Проверьте отсортированное состояние файла

Если вы не уверены, отсортирован данный файл или нет, удалите это сомнение с помощью команды, которая проясняет путаницу и отображает сообщение. Мы рассмотрим два основных примера:

Теперь рассмотрим несортированный файл с названиями овощей.

В команде будет использоваться ключевое слово —c. Это проверит, отсортированы ли данные в файле или нет. Если данные не отсортированы, то вывод будет отображать номер строки первого слова, в котором присутствует несортированность, а также слово.

Из приведенного вывода вы можете понять, что 3- е слово в файле было неуместным.

Отсортированные данные

В этом случае, когда данные уже организованы, больше ничего делать не нужно. Рассмотрим файл result.txt.

Из результата вы можете видеть, что не отображается сообщение, указывающее на то, что данные в соответствующем файле уже отсортированы.

Удалить повторяющиеся элементы

Вот самый полезный вариант. Это помогает удалить повторяющиеся слова в файле и упорядочить элемент файла. Он также поддерживает согласованность данных в файле.

Представьте, что имя файла file2.txt содержит имена субъектов, но одна тема повторяется несколько раз. Затем команда сортировки будет использовать ключевое слово —u для удаления дублирования и родства:

Теперь вы можете видеть, что повторяющиеся элементы удаляются из вывода и что данные также сортируются.

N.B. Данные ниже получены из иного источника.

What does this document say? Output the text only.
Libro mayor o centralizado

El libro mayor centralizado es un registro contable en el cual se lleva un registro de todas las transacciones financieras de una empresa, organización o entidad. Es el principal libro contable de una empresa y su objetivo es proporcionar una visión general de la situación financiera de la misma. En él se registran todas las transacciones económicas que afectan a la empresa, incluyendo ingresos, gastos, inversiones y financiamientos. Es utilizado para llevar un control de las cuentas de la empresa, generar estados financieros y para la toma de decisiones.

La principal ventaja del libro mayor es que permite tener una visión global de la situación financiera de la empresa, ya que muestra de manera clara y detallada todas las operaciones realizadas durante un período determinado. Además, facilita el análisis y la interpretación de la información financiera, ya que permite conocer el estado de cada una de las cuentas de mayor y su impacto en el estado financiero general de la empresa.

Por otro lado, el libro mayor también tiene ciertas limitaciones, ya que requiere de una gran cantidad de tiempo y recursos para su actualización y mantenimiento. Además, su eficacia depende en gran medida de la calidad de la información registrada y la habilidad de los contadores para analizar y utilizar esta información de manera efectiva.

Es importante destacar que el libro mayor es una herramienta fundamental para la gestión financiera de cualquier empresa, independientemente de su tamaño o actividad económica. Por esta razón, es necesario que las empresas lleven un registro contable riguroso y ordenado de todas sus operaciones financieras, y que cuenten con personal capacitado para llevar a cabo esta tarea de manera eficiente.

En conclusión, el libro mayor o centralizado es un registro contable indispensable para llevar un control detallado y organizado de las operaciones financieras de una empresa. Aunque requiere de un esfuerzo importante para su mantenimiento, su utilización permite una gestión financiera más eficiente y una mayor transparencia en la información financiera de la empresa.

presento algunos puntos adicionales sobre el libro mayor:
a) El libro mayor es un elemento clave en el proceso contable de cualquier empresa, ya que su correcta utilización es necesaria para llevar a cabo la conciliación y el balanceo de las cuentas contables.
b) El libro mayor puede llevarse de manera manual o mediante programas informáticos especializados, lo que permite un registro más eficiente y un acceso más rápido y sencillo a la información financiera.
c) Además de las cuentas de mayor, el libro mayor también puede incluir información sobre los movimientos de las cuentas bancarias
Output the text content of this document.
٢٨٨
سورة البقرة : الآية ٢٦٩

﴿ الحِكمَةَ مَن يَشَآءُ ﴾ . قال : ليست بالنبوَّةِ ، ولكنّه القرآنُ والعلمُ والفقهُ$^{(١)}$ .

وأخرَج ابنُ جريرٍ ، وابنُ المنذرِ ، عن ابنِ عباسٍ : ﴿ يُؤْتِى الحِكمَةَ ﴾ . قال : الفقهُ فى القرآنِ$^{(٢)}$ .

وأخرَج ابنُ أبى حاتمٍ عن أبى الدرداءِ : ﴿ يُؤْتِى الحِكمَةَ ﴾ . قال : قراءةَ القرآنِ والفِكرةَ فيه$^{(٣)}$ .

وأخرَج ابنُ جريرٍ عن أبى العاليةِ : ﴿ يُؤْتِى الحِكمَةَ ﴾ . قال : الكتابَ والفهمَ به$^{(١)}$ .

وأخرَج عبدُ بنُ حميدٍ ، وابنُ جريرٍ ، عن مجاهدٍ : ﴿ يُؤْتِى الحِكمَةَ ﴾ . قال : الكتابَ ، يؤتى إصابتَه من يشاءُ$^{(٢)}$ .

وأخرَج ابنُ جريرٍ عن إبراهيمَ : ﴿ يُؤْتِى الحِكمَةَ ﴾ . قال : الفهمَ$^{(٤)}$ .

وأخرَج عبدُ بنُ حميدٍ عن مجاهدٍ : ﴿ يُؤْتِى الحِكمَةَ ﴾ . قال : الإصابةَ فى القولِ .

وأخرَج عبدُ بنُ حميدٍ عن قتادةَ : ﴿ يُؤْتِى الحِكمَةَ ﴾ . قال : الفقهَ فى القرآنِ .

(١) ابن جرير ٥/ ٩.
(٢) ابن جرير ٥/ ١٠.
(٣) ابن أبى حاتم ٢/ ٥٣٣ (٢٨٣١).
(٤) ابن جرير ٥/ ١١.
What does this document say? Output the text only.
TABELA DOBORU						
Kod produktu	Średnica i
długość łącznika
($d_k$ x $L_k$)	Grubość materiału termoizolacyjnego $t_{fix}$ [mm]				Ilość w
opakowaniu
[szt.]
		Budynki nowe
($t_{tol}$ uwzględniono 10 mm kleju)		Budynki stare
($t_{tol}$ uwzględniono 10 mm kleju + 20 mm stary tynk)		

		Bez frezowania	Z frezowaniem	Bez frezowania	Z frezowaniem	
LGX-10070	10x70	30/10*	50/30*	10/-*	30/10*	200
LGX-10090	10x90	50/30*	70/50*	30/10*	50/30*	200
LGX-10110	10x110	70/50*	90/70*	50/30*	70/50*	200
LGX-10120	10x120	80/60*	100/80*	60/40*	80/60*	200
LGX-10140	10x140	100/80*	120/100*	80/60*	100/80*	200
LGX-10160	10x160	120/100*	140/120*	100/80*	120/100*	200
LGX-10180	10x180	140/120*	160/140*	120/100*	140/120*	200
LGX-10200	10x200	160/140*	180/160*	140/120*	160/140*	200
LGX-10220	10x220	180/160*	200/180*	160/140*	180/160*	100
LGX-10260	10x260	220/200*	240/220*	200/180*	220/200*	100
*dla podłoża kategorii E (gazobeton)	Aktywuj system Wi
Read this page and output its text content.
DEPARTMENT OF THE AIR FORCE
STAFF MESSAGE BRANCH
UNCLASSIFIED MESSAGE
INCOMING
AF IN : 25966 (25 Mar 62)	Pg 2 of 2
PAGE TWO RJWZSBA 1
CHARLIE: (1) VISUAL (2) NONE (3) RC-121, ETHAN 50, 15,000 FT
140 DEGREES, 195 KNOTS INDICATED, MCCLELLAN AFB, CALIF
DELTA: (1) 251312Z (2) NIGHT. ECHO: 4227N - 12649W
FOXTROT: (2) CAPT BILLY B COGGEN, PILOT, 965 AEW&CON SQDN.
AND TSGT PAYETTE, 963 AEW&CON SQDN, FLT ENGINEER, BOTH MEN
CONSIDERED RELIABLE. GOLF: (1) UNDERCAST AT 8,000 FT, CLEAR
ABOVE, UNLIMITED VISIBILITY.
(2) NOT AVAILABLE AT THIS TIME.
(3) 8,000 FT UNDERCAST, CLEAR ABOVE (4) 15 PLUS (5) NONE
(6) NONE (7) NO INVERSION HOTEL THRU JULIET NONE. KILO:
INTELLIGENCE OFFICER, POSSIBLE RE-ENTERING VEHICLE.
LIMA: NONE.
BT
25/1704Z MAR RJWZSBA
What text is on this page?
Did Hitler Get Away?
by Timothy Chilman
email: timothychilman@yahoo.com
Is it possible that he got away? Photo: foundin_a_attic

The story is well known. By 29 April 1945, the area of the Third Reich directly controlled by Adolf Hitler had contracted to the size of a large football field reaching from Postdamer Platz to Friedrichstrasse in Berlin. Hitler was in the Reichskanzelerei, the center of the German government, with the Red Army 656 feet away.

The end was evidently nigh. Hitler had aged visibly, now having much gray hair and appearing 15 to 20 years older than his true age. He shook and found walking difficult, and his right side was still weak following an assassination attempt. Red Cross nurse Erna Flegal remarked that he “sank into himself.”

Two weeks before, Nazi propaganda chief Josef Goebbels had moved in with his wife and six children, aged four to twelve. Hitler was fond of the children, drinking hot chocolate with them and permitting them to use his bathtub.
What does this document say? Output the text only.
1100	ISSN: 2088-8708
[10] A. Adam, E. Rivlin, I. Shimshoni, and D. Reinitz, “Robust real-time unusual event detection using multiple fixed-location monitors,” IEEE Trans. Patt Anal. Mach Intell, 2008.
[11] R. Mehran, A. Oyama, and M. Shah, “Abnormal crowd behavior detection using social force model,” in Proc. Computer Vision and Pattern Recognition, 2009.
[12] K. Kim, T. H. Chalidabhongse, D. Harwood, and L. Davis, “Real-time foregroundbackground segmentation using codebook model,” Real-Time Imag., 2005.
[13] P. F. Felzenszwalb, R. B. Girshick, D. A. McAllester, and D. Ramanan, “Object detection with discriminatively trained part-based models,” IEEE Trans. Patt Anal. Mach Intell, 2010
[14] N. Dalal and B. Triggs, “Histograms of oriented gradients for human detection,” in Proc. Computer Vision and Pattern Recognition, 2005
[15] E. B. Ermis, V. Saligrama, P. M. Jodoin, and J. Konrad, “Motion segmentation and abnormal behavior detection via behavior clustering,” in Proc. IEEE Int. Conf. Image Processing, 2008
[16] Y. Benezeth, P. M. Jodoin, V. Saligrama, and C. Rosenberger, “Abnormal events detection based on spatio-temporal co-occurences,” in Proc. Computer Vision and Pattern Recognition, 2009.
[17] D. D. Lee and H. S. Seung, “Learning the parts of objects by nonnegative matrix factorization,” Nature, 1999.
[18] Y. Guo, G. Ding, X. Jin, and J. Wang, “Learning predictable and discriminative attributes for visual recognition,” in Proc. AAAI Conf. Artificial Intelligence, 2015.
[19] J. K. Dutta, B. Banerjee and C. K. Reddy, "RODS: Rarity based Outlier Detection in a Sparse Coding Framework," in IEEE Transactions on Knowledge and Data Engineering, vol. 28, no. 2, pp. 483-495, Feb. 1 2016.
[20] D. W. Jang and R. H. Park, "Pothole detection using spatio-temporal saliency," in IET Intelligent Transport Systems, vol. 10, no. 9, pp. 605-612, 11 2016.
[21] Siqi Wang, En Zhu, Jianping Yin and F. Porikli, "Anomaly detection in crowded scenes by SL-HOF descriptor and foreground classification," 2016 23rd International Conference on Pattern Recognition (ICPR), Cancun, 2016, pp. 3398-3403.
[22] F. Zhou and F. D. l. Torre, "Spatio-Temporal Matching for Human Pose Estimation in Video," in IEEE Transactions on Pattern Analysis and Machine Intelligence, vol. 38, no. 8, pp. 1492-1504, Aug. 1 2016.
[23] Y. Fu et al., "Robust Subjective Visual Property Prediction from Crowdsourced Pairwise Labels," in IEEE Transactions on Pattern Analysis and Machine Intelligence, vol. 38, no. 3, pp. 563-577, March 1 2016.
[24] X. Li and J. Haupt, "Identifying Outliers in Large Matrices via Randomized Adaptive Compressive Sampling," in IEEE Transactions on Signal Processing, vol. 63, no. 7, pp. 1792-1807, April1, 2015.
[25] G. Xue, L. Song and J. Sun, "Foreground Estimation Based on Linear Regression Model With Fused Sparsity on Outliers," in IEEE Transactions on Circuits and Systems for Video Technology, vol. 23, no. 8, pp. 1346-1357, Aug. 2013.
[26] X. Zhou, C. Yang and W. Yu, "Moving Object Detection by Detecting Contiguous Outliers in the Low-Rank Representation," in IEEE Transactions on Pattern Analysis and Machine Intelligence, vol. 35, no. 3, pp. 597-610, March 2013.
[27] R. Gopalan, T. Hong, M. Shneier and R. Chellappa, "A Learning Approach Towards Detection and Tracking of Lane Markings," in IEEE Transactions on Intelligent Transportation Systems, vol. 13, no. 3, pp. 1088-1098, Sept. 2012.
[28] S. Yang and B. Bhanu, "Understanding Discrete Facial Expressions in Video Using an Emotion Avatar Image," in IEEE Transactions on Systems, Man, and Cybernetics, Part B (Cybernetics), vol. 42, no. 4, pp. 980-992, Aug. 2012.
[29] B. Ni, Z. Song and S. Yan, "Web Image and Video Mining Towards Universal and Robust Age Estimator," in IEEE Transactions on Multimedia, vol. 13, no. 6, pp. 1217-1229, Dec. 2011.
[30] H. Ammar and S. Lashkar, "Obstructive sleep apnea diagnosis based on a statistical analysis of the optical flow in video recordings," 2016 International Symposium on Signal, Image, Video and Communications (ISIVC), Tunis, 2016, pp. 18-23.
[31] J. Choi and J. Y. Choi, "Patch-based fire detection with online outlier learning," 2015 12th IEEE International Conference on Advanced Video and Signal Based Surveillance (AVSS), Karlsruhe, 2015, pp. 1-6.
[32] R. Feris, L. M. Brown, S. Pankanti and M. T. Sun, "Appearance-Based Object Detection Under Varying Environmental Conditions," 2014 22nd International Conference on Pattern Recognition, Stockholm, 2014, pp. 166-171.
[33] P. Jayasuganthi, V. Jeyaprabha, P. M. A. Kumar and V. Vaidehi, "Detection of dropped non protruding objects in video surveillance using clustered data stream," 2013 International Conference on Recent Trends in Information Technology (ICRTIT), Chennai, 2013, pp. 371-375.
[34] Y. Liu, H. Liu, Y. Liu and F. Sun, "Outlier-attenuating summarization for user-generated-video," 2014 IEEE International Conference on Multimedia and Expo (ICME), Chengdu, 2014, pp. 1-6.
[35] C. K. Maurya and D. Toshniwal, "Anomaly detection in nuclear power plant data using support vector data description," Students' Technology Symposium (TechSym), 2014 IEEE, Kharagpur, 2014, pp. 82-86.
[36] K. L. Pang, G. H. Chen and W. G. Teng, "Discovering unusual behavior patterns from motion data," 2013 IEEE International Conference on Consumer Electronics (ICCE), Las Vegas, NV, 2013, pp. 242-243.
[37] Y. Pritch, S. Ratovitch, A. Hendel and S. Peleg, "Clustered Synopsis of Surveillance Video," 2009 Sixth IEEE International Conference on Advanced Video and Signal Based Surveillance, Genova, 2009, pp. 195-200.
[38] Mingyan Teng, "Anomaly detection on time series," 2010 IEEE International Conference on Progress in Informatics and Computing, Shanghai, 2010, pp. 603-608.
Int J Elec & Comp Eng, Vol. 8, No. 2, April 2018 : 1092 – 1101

Сортировка с помощью конвейера в команде

Если мы хотим отсортировать данные файла, предоставив список каталога относительно размеров файлов, мы включим все соответствующие данные каталога. ’Ls’ используется в команде, и -l отобразит его. Pipe поможет в упорядоченном отображении файлов.

Случайная сортировка

Иногда, выполняя какую-либо функцию, можно нарушить аранжировку. Если вы хотите расположить данные в любой последовательности и если нет критериев для сортировки, предпочтительнее случайная сортировка. Рассмотрим файл с именем sample3.txt, содержащий названия континентов.

Соответствующие выходные данные показывают, что файл отсортирован, а элементы расположены в другом порядке.

Сортировка данных из нескольких файлов

Одна из самых полезных команд сортировки — это одновременная сортировка данных из разных файлов. Это можно сделать с помощью команды find. Выходные данные команды find будут действовать как входные данные для команды после канала, который является командой сортировки. Ключевое слово Find используется для выдачи только одного файла в каждой строке, или мы можем сказать, что оно использует разрыв после каждого слова.

Например, давайте рассмотрим три файла с именами sample1.txt, sample2.txt и sample3.txt. Здесь «?» представляет собой любое число, за которым следует слово «образец». Find извлечет все три файла, и их данные будут отсортированы с помощью команды sort с инициативой pipe:

Выходные данные показывают, что данные всех файлов серии sample.txt отображаются и упорядочены в алфавитном порядке.

Сортировать с присоединением

Теперь мы представляем пример, который сильно отличается от тех, которые обсуждались ранее в этом руководстве. В дополнение к сортировке мы использовали join. Этот процесс выполняется таким образом, что оба файла сначала сортируются, а затем объединяются с помощью ключевого слова join.

Рассмотрим два файла, которые вы хотите объединить.

Теперь используйте приведенный ниже запрос, чтобы применить данную концепцию:

Из вывода видно, что данные обоих файлов объединены в отсортированном виде.

Сравнить файлы с помощью сортировки

Мы также можем принять концепцию сравнения двух файлов. Техника такая же, как и для стыковки. Сначала сортируются два файла, а затем данные в них сравниваются.

Рассмотрим те же два файла, что и в предыдущем примере. Sample2.txt и sample3.txt:

Данные сортируются и упорядочиваются поочередно. Начальная строка файла sample2.txt записывается рядом с первой строкой файла sample3.txt.

Заключение

В этой статье мы рассказали об основных функциях и параметрах команды сортировки. Команда сортировки Linux очень полезна для обслуживания данных и фильтрации всех бесполезных элементов из файлов.